When you want to separate system resources from your application resources to avoid conflicts.
When you need to run multiple projects on the same Kubernetes cluster without mixing their resources.
When you want to quickly deploy an app without creating a new namespace.
When you want to understand where your pods and services are running by default.
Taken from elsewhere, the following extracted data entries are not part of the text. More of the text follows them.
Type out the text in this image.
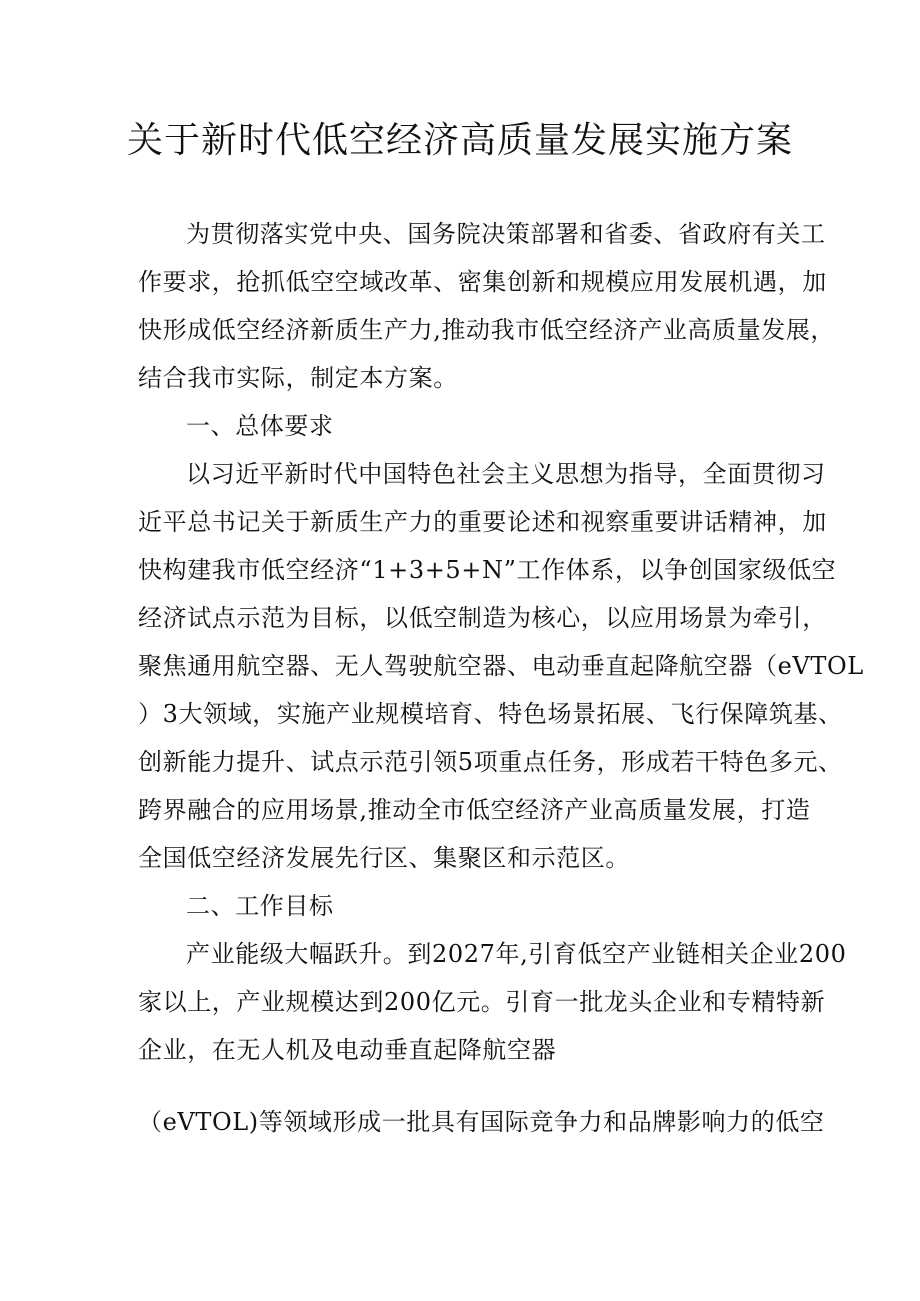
关于新时代低空经济高质量发展实施方案
为贯彻落实党中央、国务院决策部署和省委、省政府有关工
作要求，抢抓低空空域改革、密集创新和规模应用发展机遇，加
快形成低空经济新质生产力,推动我市低空经济产业高质量发展，
结合我市实际，制定本方案。
一、总体要求
以习近平新时代中国特色社会主义思想为指导，全面贯彻习
近平总书记关于新质生产力的重要论述和视察重要讲话精神，加
快构建我市低空经济“1+3+5+N”工作体系，以争创国家级低空
经济试点示范为目标，以低空制造为核心，以应用场景为牵引，
聚焦通用航空器、无人驾驶航空器、电动垂直起降航空器（eVTOL
）3大领域，实施产业规模培育、特色场景拓展、飞行保障筑基、
创新能力提升、试点示范引领5项重点任务，形成若干特色多元、
跨界融合的应用场景,推动全市低空经济产业高质量发展，打造
全国低空经济发展先行区、集聚区和示范区。
二、工作目标
产业能级大幅跃升。到2027年,引育低空产业链相关企业200
家以上，产业规模达到200亿元。引育一批龙头企业和专精特新
企业，在无人机及电动垂直起降航空器
（eVTOL)等领域形成一批具有国际竞争力和品牌影响力的低空
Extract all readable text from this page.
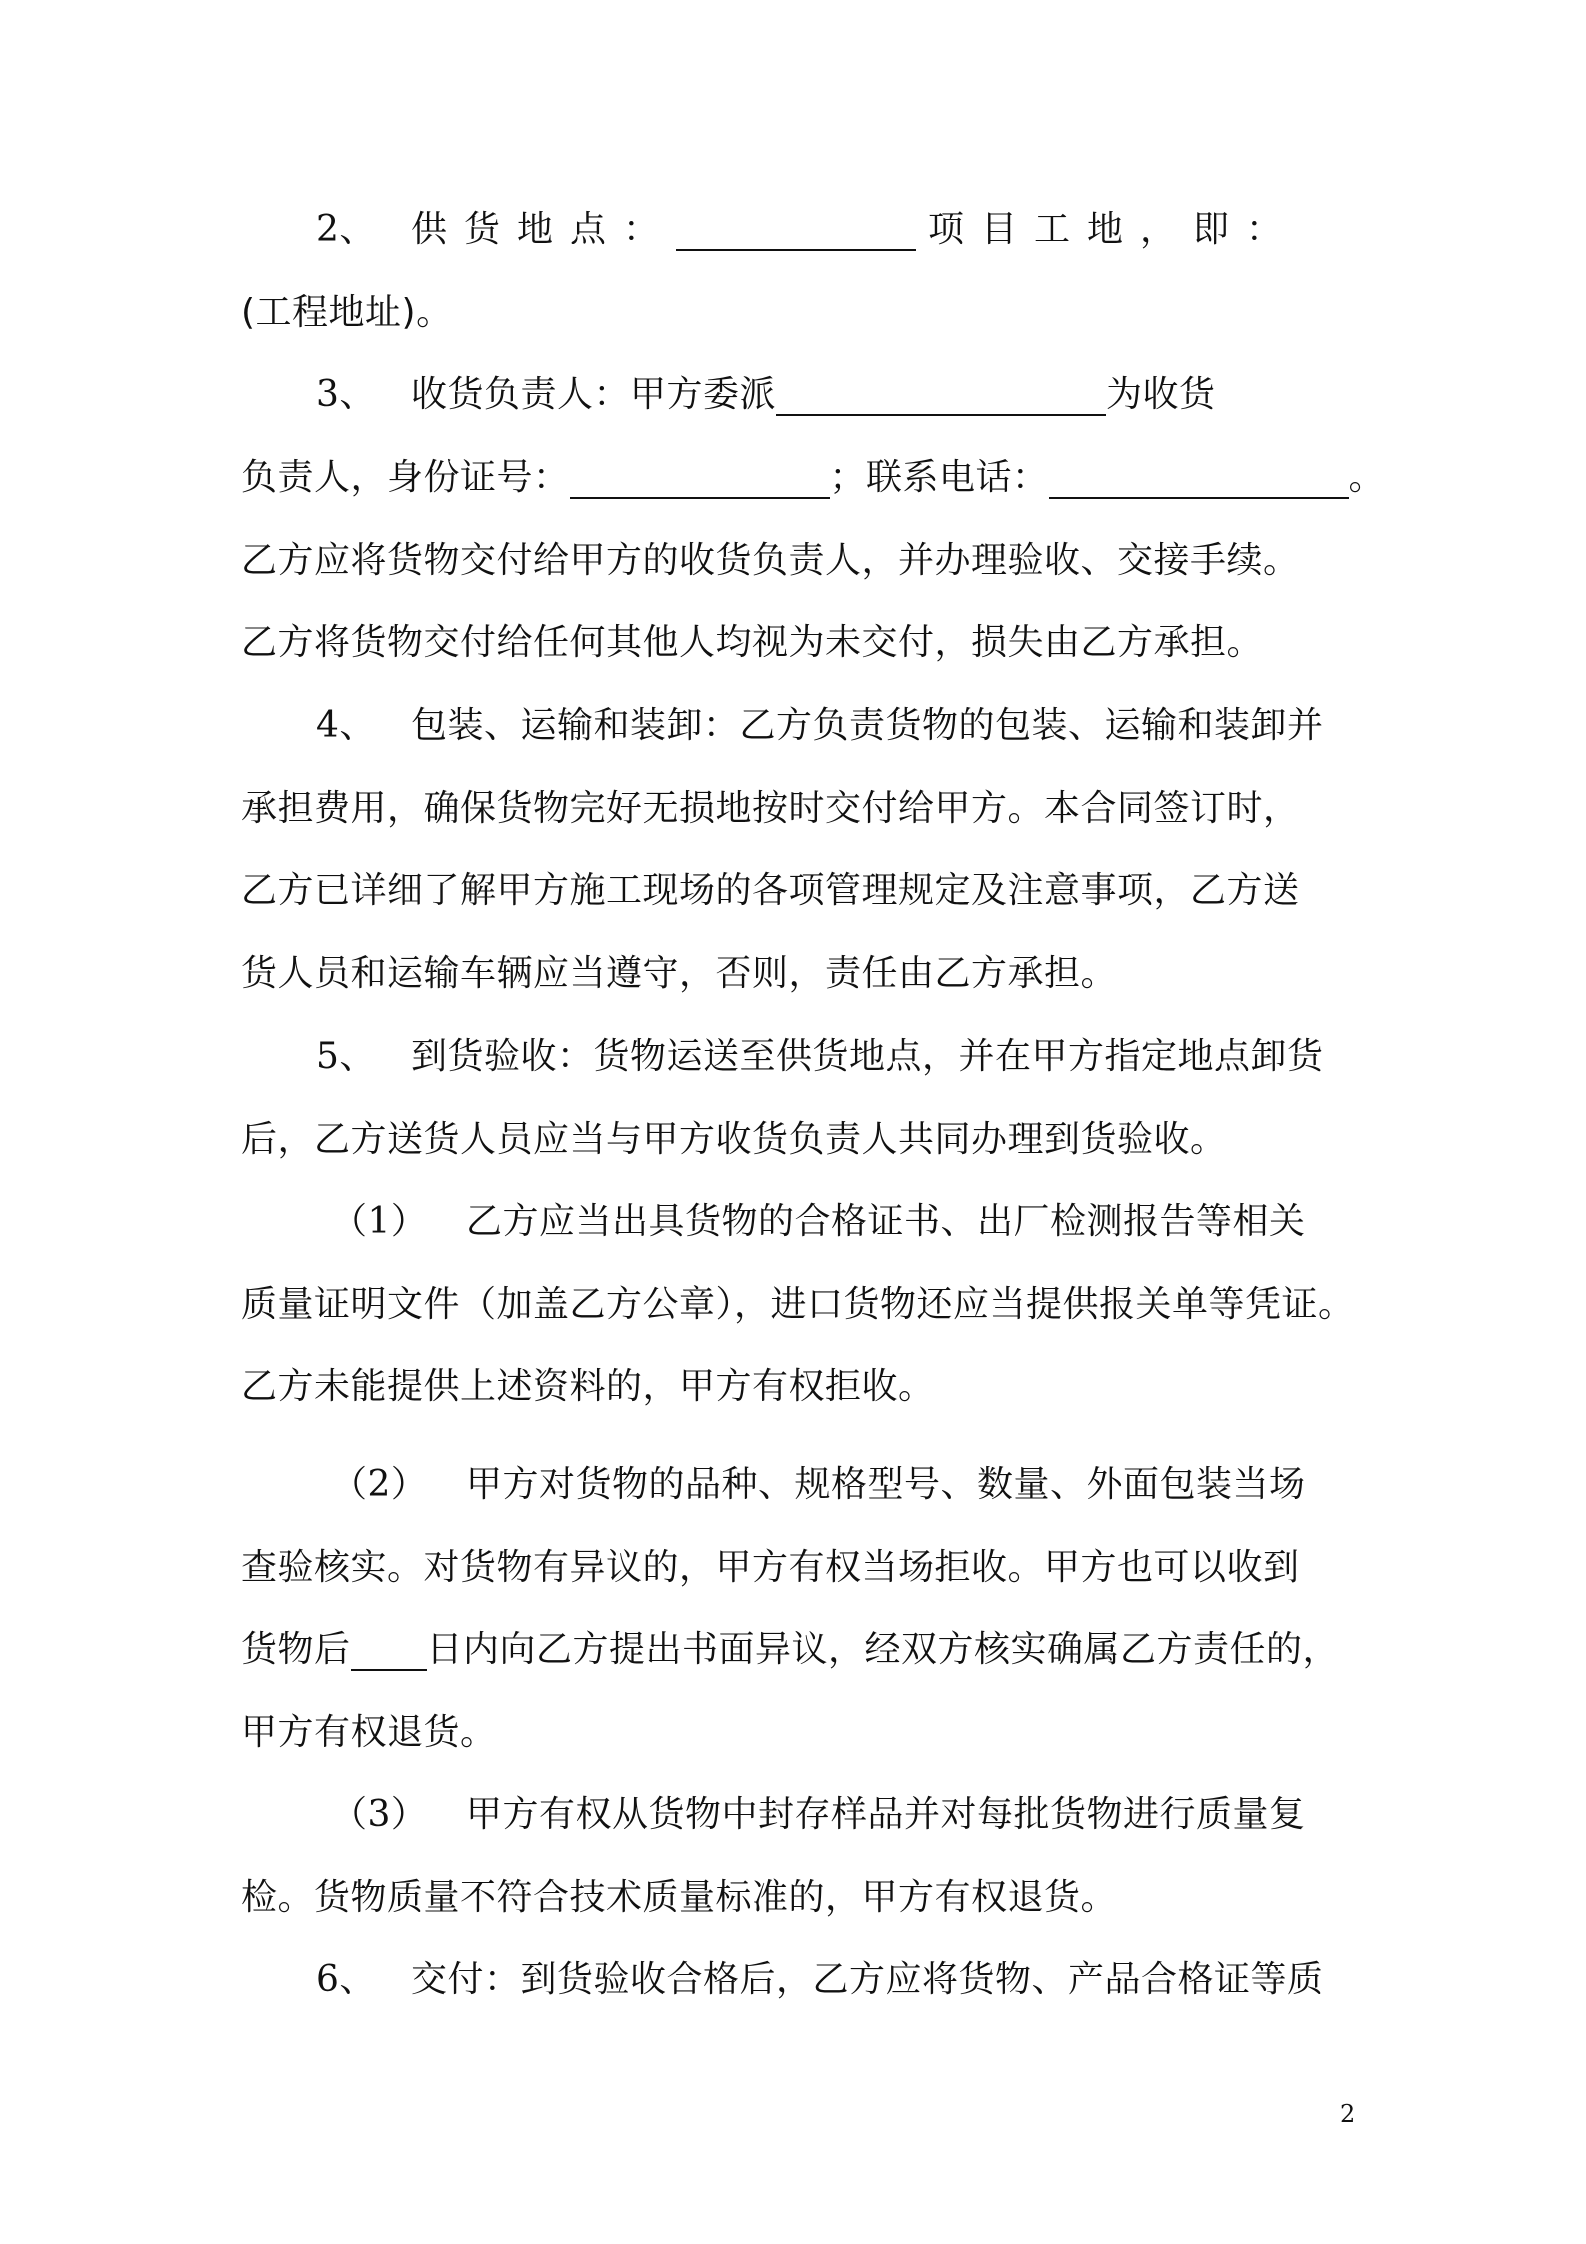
2、 供货地点：	项目工地，即：
(工程地址)。
3、 收货负责人：甲方委派	为收货
负责人，身份证号：	；联系电话：	。
乙方应将货物交付给甲方的收货负责人，并办理验收、交接手续。
乙方将货物交付给任何其他人均视为未交付，损失由乙方承担。
4、 包装、运输和装卸：乙方负责货物的包装、运输和装卸并
承担费用，确保货物完好无损地按时交付给甲方。本合同签订时，
乙方已详细了解甲方施工现场的各项管理规定及注意事项，乙方送
货人员和运输车辆应当遵守，否则，责任由乙方承担。
5、 到货验收：货物运送至供货地点，并在甲方指定地点卸货
后，乙方送货人员应当与甲方收货负责人共同办理到货验收。
（1） 乙方应当出具货物的合格证书、出厂检测报告等相关
质量证明文件（加盖乙方公章），进口货物还应当提供报关单等凭证。
乙方未能提供上述资料的，甲方有权拒收。
（2） 甲方对货物的品种、规格型号、数量、外面包装当场
查验核实。对货物有异议的，甲方有权当场拒收。甲方也可以收到
货物后 日内向乙方提出书面异议，经双方核实确属乙方责任的，
甲方有权退货。
（3） 甲方有权从货物中封存样品并对每批货物进行质量复
检。货物质量不符合技术质量标准的，甲方有权退货。
6、 交付：到货验收合格后，乙方应将货物、产品合格证等质
2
When troubleshooting, to know which namespace your resources belong to.
Commands
This command lists all namespaces in the Kubernetes cluster, showing the default ones included.
Terminal
kubectl get namespaces
Expected OutputExpected
NAME STATUS AGE default Active 10d kube-system Active 10d kube-public Active 10d kube-node-lease Active 10d
This command shows all pods running in the default namespace, which is where resources go if no namespace is specified.
Terminal
kubectl get pods -n default
Expected OutputExpected
NAME READY STATUS RESTARTS AGE my-app-pod-1234567890 1/1 Running 0 2d
-n - Specifies the namespace to look in
This command creates a pod named my-nginx in the default namespace because no namespace is specified.
Terminal
kubectl run my-nginx --image=nginx --restart=Never
Expected OutputExpected
pod/my-nginx created
--restart=Never - Creates a pod instead of a deployment
This command lists pods in the default namespace by default, showing the pod created in the previous step.
Terminal
kubectl get pods
Expected OutputExpected
NAME READY STATUS RESTARTS AGE my-nginx 1/1 Running 0 10s
Key Concept

If you remember nothing else from this pattern, remember: Kubernetes uses the default namespace automatically when you don't specify one, so your resources go there unless you say otherwise.

Common Mistakes
Not specifying the namespace and expecting the resource to be in a custom namespace.
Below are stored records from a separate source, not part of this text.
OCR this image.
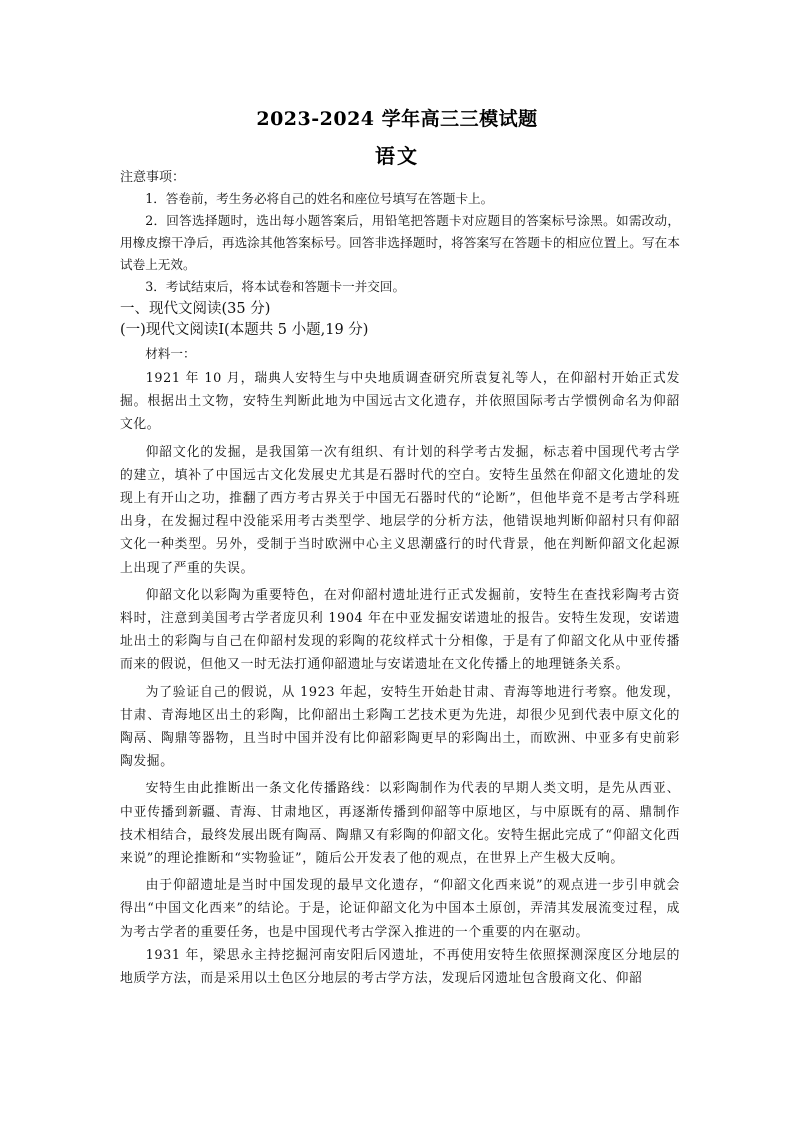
2023-2024 学年高三三模试题
语文

注意事项：

1．答卷前，考生务必将自己的姓名和座位号填写在答题卡上。

2．回答选择题时，选出每小题答案后，用铅笔把答题卡对应题目的答案标号涂黑。如需改动，用橡皮擦干净后，再选涂其他答案标号。回答非选择题时，将答案写在答题卡的相应位置上。写在本试卷上无效。

3．考试结束后，将本试卷和答题卡一并交回。

一、现代文阅读(35 分)

(一)现代文阅读Ⅰ(本题共 5 小题,19 分)

材料一：

1921 年 10 月，瑞典人安特生与中央地质调查研究所袁复礼等人，在仰韶村开始正式发掘。根据出土文物，安特生判断此地为中国远古文化遗存，并依照国际考古学惯例命名为仰韶文化。

仰韶文化的发掘，是我国第一次有组织、有计划的科学考古发掘，标志着中国现代考古学的建立，填补了中国远古文化发展史尤其是石器时代的空白。安特生虽然在仰韶文化遗址的发现上有开山之功，推翻了西方考古界关于中国无石器时代的“论断”，但他毕竟不是考古学科班出身，在发掘过程中没能采用考古类型学、地层学的分析方法，他错误地判断仰韶村只有仰韶文化一种类型。另外，受制于当时欧洲中心主义思潮盛行的时代背景，他在判断仰韶文化起源上出现了严重的失误。

仰韶文化以彩陶为重要特色，在对仰韶村遗址进行正式发掘前，安特生在查找彩陶考古资料时，注意到美国考古学者庞贝利 1904 年在中亚发掘安诺遗址的报告。安特生发现，安诺遗址出土的彩陶与自己在仰韶村发现的彩陶的花纹样式十分相像，于是有了仰韶文化从中亚传播而来的假说，但他又一时无法打通仰韶遗址与安诺遗址在文化传播上的地理链条关系。

为了验证自己的假说，从 1923 年起，安特生开始赴甘肃、青海等地进行考察。他发现，甘肃、青海地区出土的彩陶，比仰韶出土彩陶工艺技术更为先进，却很少见到代表中原文化的陶鬲、陶鼎等器物，且当时中国并没有比仰韶彩陶更早的彩陶出土，而欧洲、中亚多有史前彩陶发掘。

安特生由此推断出一条文化传播路线：以彩陶制作为代表的早期人类文明，是先从西亚、中亚传播到新疆、青海、甘肃地区，再逐渐传播到仰韶等中原地区，与中原既有的鬲、鼎制作技术相结合，最终发展出既有陶鬲、陶鼎又有彩陶的仰韶文化。安特生据此完成了“仰韶文化西来说”的理论推断和“实物验证”，随后公开发表了他的观点，在世界上产生极大反响。

由于仰韶遗址是当时中国发现的最早文化遗存，“仰韶文化西来说”的观点进一步引申就会得出“中国文化西来”的结论。于是，论证仰韶文化为中国本土原创，弄清其发展流变过程，成为考古学者的重要任务，也是中国现代考古学深入推进的一个重要的内在驱动。

1931 年，梁思永主持挖掘河南安阳后冈遗址，不再使用安特生依照探测深度区分地层的地质学方法，而是采用以土色区分地层的考古学方法，发现后冈遗址包含殷商文化、仰韶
Kubernetes puts resources in the default namespace if no namespace is given, so your resource won't be where you expect.
Always use the -n flag with kubectl commands to specify the namespace if you want to work outside the default.
Trying to find resources without checking the namespace first.
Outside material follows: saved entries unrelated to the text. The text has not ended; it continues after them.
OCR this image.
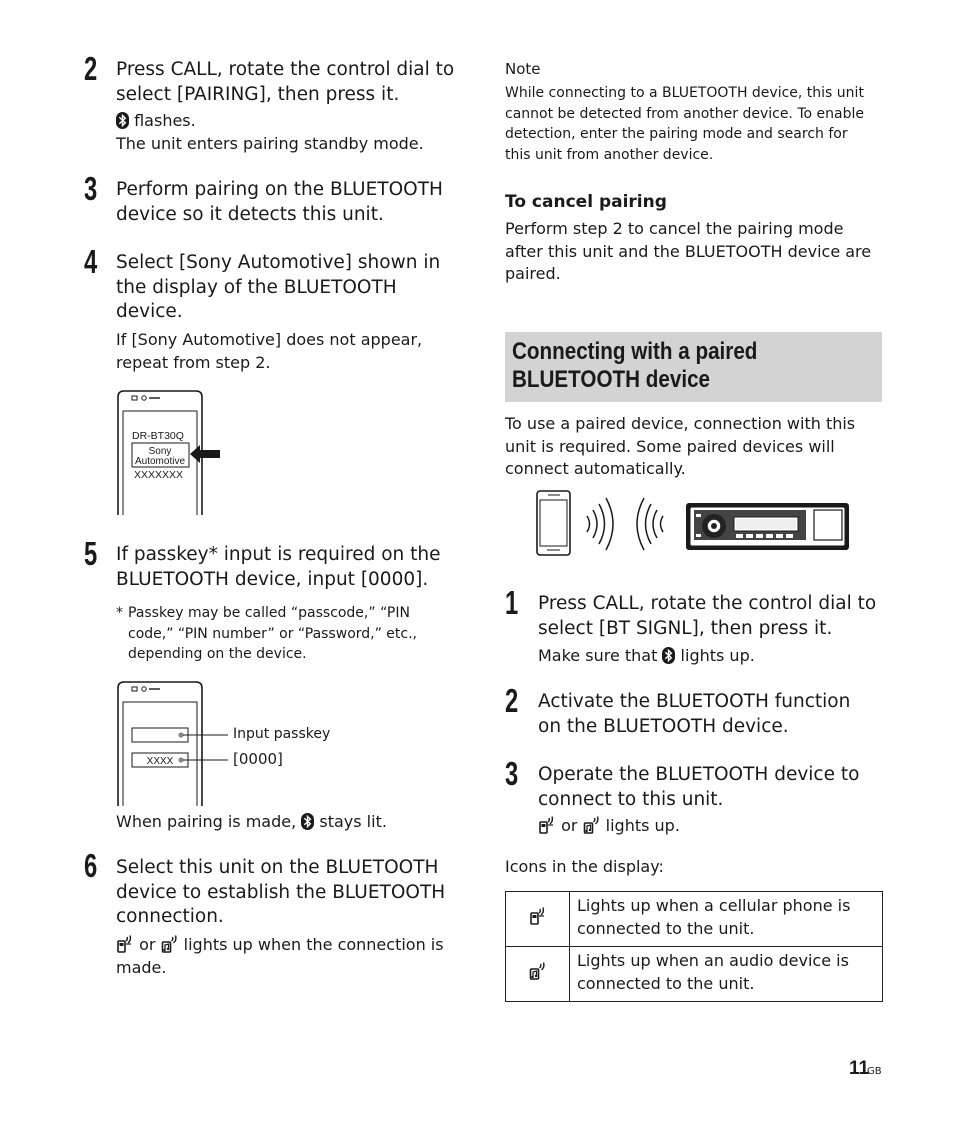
2 Press CALL, rotate the control dial to
select [PAIRING], then press it.
flashes.
The unit enters pairing standby mode.
3 Perform pairing on the BLUETOOTH
device so it detects this unit.
4 Select [Sony Automotive] shown in
the display of the BLUETOOTH
device.
If [Sony Automotive] does not appear,
repeat from step 2.
DR-BT30Q
Sony
Automotive
XXXXXXX
5 If passkey* input is required on the
BLUETOOTH device, input [0000].
* Passkey may be called “passcode,” “PIN
code,” “PIN number” or “Password,” etc.,
depending on the device.
XXXX
Input passkey
[0000]
When pairing is made, stays lit.
6 Select this unit on the BLUETOOTH
device to establish the BLUETOOTH
connection.
or lights up when the connection is
made.
Note
While connecting to a BLUETOOTH device, this unit
cannot be detected from another device. To enable
detection, enter the pairing mode and search for
this unit from another device.
To cancel pairing
Perform step 2 to cancel the pairing mode
after this unit and the BLUETOOTH device are
paired.
Connecting with a paired
BLUETOOTH device
To use a paired device, connection with this
unit is required. Some paired devices will
connect automatically.
1 Press CALL, rotate the control dial to
select [BT SIGNL], then press it.
Make sure that lights up.
2 Activate the BLUETOOTH function
on the BLUETOOTH device.
3 Operate the BLUETOOTH device to
connect to this unit.
or lights up.
Icons in the display:

Lights up when a cellular phone is
connected to the unit.

Lights up when an audio device is
connected to the unit.
11
GB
Resources in other namespaces won't show up unless you specify the namespace or use --all-namespaces.
Use kubectl get pods -n your-namespace or kubectl get pods --all-namespaces to find resources.
Summary
The default namespace is where Kubernetes puts resources if no namespace is specified.
Use 'kubectl get namespaces' to see all namespaces including default ones.
Use the -n flag to specify namespaces when managing resources.